Director Thomas Bentley’s 1937 double-murder mystery thriller stars the near-ideal Arthur Wontner in his fifth and final portrayal of Sherlock Holmes. This time, unusually, Holmes finds himself defending a racehorse (Silver Blaze) accused of murdering the groom-trainer (by death-inducing kicking) and galloping off from the scene of the crime.
Wontner, Ian Fleming as Dr Watson, Lyn Harding as Professor Moriarty and John Turnbull as Inspector Lestrade are all on fine form in this fair but not outstanding British Holmes series entry, based by screen-writers Arthur Macrae and H Fowler Mear on a neat and nifty Sir Arthur Conan Doyle short story.
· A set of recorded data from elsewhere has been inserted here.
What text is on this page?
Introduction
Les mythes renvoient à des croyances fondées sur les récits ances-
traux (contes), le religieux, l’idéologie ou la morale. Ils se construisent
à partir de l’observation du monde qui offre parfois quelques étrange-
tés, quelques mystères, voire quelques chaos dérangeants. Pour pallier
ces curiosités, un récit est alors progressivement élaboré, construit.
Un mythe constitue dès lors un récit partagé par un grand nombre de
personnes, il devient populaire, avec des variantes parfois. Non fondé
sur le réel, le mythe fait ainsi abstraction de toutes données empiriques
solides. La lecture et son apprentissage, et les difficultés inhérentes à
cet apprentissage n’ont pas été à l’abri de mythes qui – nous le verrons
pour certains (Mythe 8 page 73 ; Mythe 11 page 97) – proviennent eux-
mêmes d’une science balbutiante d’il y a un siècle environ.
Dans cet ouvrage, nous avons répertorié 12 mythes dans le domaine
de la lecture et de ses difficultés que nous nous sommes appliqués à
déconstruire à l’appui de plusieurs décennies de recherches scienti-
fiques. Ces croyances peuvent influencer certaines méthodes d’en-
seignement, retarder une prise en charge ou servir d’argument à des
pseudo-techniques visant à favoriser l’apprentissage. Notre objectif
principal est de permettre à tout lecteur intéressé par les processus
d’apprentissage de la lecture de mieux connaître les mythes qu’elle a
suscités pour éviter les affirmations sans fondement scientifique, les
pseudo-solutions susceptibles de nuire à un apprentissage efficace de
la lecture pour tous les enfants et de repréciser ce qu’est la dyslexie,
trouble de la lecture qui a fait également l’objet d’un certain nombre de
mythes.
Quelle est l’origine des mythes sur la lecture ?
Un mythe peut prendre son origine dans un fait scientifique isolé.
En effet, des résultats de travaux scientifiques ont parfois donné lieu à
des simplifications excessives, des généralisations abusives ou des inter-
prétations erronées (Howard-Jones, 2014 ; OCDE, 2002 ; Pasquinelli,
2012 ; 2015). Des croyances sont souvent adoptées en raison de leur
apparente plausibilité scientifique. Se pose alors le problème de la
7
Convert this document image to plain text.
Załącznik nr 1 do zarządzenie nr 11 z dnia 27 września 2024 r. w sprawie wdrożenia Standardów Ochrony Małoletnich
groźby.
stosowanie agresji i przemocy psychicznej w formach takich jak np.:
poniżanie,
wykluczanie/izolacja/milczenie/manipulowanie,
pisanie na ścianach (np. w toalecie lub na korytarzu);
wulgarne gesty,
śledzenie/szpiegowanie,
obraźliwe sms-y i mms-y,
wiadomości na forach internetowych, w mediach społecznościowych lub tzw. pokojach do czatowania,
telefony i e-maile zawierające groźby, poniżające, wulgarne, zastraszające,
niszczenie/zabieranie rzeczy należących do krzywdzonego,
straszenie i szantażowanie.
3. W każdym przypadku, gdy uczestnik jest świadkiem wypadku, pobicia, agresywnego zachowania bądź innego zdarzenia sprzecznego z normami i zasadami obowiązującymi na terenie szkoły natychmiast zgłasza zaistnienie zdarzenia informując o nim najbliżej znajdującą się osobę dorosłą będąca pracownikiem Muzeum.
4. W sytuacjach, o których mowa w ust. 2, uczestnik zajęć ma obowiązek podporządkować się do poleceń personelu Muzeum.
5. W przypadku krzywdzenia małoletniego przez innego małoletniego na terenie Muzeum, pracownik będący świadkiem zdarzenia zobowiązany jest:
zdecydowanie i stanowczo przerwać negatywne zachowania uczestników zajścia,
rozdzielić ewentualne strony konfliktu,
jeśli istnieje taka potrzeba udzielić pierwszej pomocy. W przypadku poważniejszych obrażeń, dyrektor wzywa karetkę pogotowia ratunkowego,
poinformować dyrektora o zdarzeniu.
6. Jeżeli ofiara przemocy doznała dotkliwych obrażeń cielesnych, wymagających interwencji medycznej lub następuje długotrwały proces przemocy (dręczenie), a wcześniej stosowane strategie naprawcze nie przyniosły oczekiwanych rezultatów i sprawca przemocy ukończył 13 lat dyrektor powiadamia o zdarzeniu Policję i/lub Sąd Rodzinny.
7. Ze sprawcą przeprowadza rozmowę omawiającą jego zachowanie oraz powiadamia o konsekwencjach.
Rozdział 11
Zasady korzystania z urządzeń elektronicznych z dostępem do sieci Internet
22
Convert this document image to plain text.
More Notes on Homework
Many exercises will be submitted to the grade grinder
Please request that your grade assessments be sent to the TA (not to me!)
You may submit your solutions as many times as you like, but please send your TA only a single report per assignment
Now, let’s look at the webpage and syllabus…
Unfortunately the film is again set in its Thirties period of making, with a car chase and Holmes, Watson and the Chief Constable attacked by a Tommy-gun-armed Colonel Sebastian Moran (Arthur Goullet).
Also in the cast are Judy Gunn, Lawrence Grossmith, Arthur Macrae, Eve Gray, Martin Walker, Robert Horton and Minnie Rayner as housekeeper Mrs Hudson.
Basil Rathbone was to be the next and arguably the definitive Sherlock, but Wontner does not need to be forgotten. It was released in the United States by Astor Pictures in 1941 as Murder at the Baskervilles, retitled to cash in on the success of Rathbone’s Holmes film, The Hound of the Baskervilles (1939). Neither Moriarty nor Baskerville appears in Conan Doyle’s story.